If you HAVE found a neurologist who is knowledgeable and receptive and can make a real difference in your quality of life, then that tips the balance; based on CWE reports those docs are rare indeed and worth holding onto whatever it takes.
Yeah...at this point, I haven't found that kind of a doc, hehe.
I have a great neuropsychologist (Dr More Useful) and the shrink (Dr. Useful) they send me to is pretty useful (for brain injury, they send you to a team that consists of a neurologist, a couple of neuropsychologists, a psychiatrist, and a couple other docs that, honestly, I don't really know what they do) - it was the shrink that figured out what was going on with me (he's the one I told not to talk to me until he read the journal I'd been keeping and said "you have temporal lobe epilepsy caused by a brain injury") and who has forced the neurologist to pay attention, but my neurologist is...uh...yeeaaahhh. I've dealt with worse docs, for sure, but she's honestly not my favorite doctor ever. Or my favorite person ever.
Long story short, my "support" people here...aren't. In fact, they're causing more stress and drama than I really need in my life right now. And that's putting it mildly. The one person here who truly is a support is moving to California in May (and I am thrilled for them! It's an awesome opportunity!). Where I live isn't particularly conducive to my getting around on my own and my license is officially medically suspended (I wasn't driving anyway because I wasn't comfortable doing so as long as I didn't have good seizure control) and I am coming to realize that the effects of the brain injuries are impacting my day-to-day life in more serious ways than I had first understood (than I was willing to admit? Pride is a killer sometimes).
While San Antonio does have great medical facilities and good locations for my needs (buses, close walking distance to groceries, shops, and decent apartments within a mile from the hospital & clinics) and I truly love the city, I also haven't been there in about 15 years or more, so it's a complete start over where I know no one. Yep, I can meet folks and such, but that takes time and, to be honest, some of the effects of the brain injuries have made me a little shy socially because I get embarrassed because of the effects to my speech, not to mention my thinking ability.
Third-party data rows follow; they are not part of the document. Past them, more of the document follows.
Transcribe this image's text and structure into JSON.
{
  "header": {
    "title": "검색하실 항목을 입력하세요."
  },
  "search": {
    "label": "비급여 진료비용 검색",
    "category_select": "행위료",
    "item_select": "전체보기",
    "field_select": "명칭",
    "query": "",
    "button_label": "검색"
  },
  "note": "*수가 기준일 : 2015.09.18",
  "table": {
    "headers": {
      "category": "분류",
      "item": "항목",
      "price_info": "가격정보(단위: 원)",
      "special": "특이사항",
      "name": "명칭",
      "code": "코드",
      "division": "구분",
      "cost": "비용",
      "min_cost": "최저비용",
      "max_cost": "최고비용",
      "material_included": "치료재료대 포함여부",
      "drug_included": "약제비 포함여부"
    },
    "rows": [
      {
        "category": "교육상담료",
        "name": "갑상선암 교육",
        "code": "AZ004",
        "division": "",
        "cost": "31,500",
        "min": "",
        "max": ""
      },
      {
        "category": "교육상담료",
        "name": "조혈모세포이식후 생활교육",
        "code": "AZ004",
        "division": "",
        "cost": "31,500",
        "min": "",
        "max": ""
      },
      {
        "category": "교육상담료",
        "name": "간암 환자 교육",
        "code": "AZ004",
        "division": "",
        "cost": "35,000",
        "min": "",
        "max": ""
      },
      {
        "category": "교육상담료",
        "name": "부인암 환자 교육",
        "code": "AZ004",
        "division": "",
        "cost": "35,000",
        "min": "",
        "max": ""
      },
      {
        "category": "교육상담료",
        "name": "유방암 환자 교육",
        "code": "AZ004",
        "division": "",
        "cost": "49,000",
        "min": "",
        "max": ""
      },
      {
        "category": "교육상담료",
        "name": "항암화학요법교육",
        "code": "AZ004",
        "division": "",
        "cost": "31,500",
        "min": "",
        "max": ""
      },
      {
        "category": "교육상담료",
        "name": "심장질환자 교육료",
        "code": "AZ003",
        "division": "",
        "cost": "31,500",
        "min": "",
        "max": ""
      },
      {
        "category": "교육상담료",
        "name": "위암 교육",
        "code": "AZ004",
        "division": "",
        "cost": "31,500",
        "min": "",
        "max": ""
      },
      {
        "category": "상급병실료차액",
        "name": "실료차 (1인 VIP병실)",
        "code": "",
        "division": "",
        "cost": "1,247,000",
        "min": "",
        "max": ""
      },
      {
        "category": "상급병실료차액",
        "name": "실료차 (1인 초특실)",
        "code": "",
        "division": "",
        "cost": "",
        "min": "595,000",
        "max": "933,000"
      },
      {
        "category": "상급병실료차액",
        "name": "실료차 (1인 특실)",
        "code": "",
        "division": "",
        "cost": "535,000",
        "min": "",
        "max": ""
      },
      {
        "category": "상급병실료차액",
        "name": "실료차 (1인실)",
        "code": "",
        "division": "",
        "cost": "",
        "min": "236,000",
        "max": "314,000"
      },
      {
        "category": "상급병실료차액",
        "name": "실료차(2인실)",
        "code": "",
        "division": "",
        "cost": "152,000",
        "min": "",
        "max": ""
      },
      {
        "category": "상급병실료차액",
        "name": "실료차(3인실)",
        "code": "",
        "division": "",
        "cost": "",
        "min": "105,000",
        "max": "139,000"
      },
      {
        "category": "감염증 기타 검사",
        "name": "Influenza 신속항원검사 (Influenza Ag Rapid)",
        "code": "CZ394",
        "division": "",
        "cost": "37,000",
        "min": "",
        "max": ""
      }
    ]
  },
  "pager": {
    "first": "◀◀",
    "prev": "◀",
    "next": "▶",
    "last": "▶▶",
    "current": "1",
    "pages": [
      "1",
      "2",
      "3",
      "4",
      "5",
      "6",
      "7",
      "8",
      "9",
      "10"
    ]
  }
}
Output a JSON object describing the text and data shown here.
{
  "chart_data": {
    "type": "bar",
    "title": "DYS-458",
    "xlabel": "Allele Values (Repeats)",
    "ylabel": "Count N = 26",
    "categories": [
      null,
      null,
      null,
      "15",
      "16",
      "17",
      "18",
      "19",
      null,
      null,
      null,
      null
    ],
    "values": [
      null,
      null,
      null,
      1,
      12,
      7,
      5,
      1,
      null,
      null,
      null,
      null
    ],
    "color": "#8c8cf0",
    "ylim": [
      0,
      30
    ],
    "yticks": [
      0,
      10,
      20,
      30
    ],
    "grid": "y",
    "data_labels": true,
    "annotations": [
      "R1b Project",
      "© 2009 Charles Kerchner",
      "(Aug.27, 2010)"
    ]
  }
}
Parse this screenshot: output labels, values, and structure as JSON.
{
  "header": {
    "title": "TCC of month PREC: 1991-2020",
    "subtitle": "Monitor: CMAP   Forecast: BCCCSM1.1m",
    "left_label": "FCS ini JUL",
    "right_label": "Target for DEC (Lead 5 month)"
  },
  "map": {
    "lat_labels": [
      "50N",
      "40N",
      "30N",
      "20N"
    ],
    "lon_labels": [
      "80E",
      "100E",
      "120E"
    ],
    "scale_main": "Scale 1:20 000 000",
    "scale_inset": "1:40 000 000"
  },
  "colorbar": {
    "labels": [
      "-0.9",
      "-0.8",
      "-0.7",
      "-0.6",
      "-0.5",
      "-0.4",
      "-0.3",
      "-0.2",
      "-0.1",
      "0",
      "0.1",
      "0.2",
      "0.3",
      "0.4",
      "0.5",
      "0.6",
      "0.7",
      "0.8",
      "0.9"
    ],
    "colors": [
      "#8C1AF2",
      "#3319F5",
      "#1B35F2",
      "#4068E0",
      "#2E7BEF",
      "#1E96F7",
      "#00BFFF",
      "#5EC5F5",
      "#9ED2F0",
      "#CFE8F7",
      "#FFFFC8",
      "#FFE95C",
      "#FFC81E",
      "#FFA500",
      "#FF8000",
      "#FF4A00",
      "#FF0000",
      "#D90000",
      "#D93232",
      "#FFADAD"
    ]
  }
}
The alternate choice is a city that's not a terrible city to live in, that also has close access to apartments and such and does have a decent public transportation system (though admittedly, I don't know enough about the city to be able to speak intelligently right now regarding how close grocery stores, etc are) and has decent apartments within a mile or so from the hospital and clinics I would need to use...but is also where a good friend lives and another good friend is seriously considering relocating to within the next six months. Both of these friends are strongly encouraging me to consider a move to this city so that they could help me in my recovery from the brain injuries and be close by in case I have a medical emergency and just generally be available to help make things easier overall. Currently, even though both are a considerable distance from me, they do what they can to help - remind me to take meds on time, encourage me to not give up in fighting the VA system, encourage and help with small things to help with hand-eye coordination and memory, or just lend an ear on those days when I feel like I'm beyond my capacity to handle all of the changes whirling around me all of a sudden...small things that can be done from a distance but that, honestly, mean a whole lot.
Anyway, I dunno. I guess that's why I asked the question of what others here find is most important or most helpful to them: the so-called "best" medical facilities or a stronger support network of people who are actually interested in seeing you do well, if that makes any sense.